This solution enables efficient integration of large-scale chiplet-based computing systems such as high-performance computing (HPC) and big-data applications.
To scale out the architecture, to meet the needs of high level performance in HPC and big-data technologies, existing techniques using 3D integration and chiplet partitioning with large-scale interposers have been designed for building large modular architectures and achieving cost reduction in advanced technologies by known-good-die (KGD) strategy and yield management.
Large-scale interposer techniques for chiplet integration have been fabricated using various technologies, such as 2.5D passive interposers, organic substrates, and silicon bridges, but these technologies lack flexible long-distance chiplet-to-chiplet communications to connect a larger number of chiplets. They also lack smooth integration of heterogeneous chiplets, and the easy integration of less-scalable functions such as tightly coupled power-management solutions, analogue functions and IO IPs.
In the framework of IRT Nanoelec, CEA-Leti and List have succeeded in overcaming these limitations by introducing an active-interposer technology that enables integration of some active CMOS circuitry on a large-scale interposer. They have also managed its implementation on a STMicroelectronics process using a 3D CAD tool design flow from Mentor Graphics, a Siemens business.
The active interposer integrates:
- voltage regulators fully integrated without passives for efficient power management of the 3D-stacked chiplets
- flexible system interconnect topologies between all chiplets for scalable cache-coherency support
- energy-efficient 3D-plugs for dense high-throughput, inter-layer communication, and
- a memory-IO controller and the physical layer (PHY) for socket communication.
The results of this work have been presented at ISSCC 2020.
“This is a breakthrough in terms of system-and-architecture integration, achieved all the way from the architecture concept down to a silicon prototype,” said Pascal Vivet, lead author of the paper. “In addition, 3D technology and associated design techniques now are available to implement large-scale computing systems, offering for the first time a chiplet-based 96-core computing architecture.”

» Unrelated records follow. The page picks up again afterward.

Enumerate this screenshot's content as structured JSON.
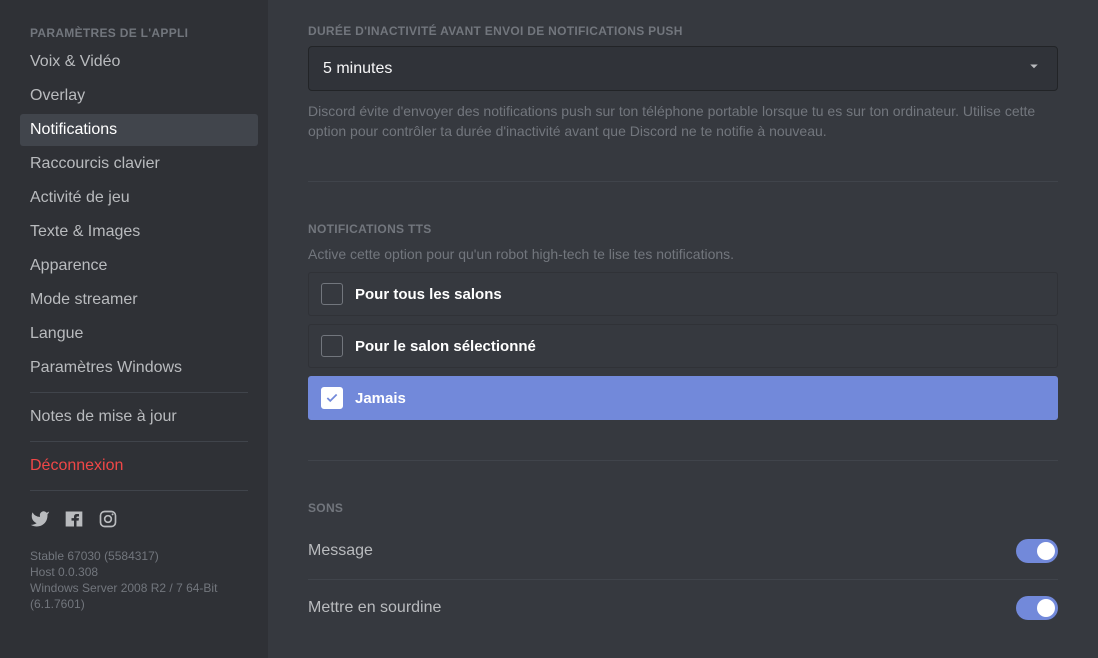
{
  "sidebar": {
    "header": "PARAMÈTRES DE L'APPLI",
    "items": [
      {
        "label": "Voix & Vidéo"
      },
      {
        "label": "Overlay"
      },
      {
        "label": "Notifications",
        "selected": true
      },
      {
        "label": "Raccourcis clavier"
      },
      {
        "label": "Activité de jeu"
      },
      {
        "label": "Texte & Images"
      },
      {
        "label": "Apparence"
      },
      {
        "label": "Mode streamer"
      },
      {
        "label": "Langue"
      },
      {
        "label": "Paramètres Windows"
      }
    ],
    "changelog": "Notes de mise à jour",
    "logout": "Déconnexion",
    "version": {
      "line1": "Stable 67030 (5584317)",
      "line2": "Host 0.0.308",
      "line3": "Windows Server 2008 R2 / 7 64-Bit (6.1.7601)"
    }
  },
  "push": {
    "title": "DURÉE D'INACTIVITÉ AVANT ENVOI DE NOTIFICATIONS PUSH",
    "value": "5 minutes",
    "help": "Discord évite d'envoyer des notifications push sur ton téléphone portable lorsque tu es sur ton ordinateur. Utilise cette option pour contrôler ta durée d'inactivité avant que Discord ne te notifie à nouveau."
  },
  "tts": {
    "title": "NOTIFICATIONS TTS",
    "help": "Active cette option pour qu'un robot high-tech te lise tes notifications.",
    "options": [
      {
        "label": "Pour tous les salons"
      },
      {
        "label": "Pour le salon sélectionné"
      },
      {
        "label": "Jamais",
        "selected": true
      }
    ]
  },
  "sounds": {
    "title": "SONS",
    "items": [
      {
        "label": "Message",
        "on": true
      },
      {
        "label": "Mettre en sourdine",
        "on": true
      }
    ]
  }
}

According to Vivet, the active interposer integrates flexible and distributed interconnects, 3D-plug communication IP, and power management IP to offer overall a fully integrated and energy-efficient many-core computing architecture. As a result, users will get more GOPS at the same power budget and will benefit from an increased memory-computing ratio along the memory hierarchy. .
“Active interposer technology will also be an enabler to integrate heterogeneous functions,” Vivet said. “Chiplet-based ecosystems will deploy rapidly in high-performance computing and various other market segments, such as embedded HPC for the automotive and other sectors. “The active interposers also create opportunities to revisit system partitioning and implement extra functions at the interposer level. The ecosystem collaborated to build future 3D technology platforms that will benefit from CEA technologies to create major differentiators in future work.”
Future work will address die-to-wafer hybrid bonding technology, which offers denser 3D interconnects with better electrical, mechanical and thermal parameters, and allows ultra-dense, low-energy parallel interfaces. For the longer term, CEA-Leti is also investigating photonic-interposer technology as a 3D-based photonic chiplet approach, offering low-latency, high-bandwidth, energy-efficient photonic communication.
The prototype’s 96 computing cores have been organised in six chiplets in 28nm FDSOI, CMOS node, which are 3D-stacked in a face-to-face configuration using 20µm pitch micro-bumps onto an active interposer embedding through-silicon vias (TSVs) in a 65nm technology node.
The overall system architecture offers a fully scalable distributed cache-coherent architecture between all the chiplet computing tiles, which are interconnected through the active interposer. The innovative cache-coherent architecture allows easy software deployment through a hierarchy of caches, for full system scalability up to 512 cores.